The vast majority of marketing vendors are selling a particular service that may be NECESSARY, but not SUFFICIENT.

In the law, it means something like a piece of evidence may be necessary to prove an argument, but that piece of evidence on its own doesn’t do it.

I know my kids were at home when the cookies went missing, but I still can’t prove they were the ones who ate them.

On the farm, we’d say to grow a crop it’s necessary to plant a seed.  But especially with as dry of a Spring we’ve had so far, just planting a seed is not sufficient to generate a yield.

It still has to be cultivated and harvested.

When it comes to marketing, we might say it is necessary to have a website.

But a website alone is not going to be sufficient for generating clients.

Neither will social media content.

Neither will having amazing intake or consultative sales skills.

Branding, marketing, and sales all have to be working in concert.

Undoubtedly, this attorney (who was wanting to expand a very niche practice beyond just referrals and word of mouth) was meeting with folks, explaining her goal, and then having to listen to them narrow in on how their specific offering was the answer when it was obvious to her that it wasn’t going to get her all the way there.

There are plenty of shady marketing vendors out there.  But there are also plenty of great ones.

But you don’t go to a tactician for a strategy.

You understand the strategy, THEN you find the tacticians to properly execute the stages or component pieces.
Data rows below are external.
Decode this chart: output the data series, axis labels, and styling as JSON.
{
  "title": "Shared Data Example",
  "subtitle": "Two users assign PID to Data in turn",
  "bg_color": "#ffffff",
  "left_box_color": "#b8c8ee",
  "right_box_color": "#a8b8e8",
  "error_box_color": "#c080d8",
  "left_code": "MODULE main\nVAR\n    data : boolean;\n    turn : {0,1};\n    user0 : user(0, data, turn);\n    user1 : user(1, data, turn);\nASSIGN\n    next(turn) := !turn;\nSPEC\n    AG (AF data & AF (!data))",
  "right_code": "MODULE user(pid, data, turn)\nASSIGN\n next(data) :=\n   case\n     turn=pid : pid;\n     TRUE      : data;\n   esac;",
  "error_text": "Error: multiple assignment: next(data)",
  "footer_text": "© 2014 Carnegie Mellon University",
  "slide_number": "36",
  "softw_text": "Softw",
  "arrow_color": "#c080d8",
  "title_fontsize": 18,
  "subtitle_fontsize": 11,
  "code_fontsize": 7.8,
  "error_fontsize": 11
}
Unfortunately, there’s this gap where you have tacticians at the ground level, and then you have general business consultants that talk about sales and marketing from so high up, all they can really do is set goals and review metrics.

There are not many of us that focus on sales and marketing from a strategic level, where we are close enough to understand how all the pieces fit together, and high enough to create plans to get there…

There are no silver bullets.  And if something in your marketing isn’t working, it may be because it’s underperforming, but it may also be because you don’t have all the other pieces in place to make it work.

Plan, Prepare, Plant, Cultivate, Harvest, Propagate.

If one piece isn’t in place, the others will be pointless, no matter how necessary they are.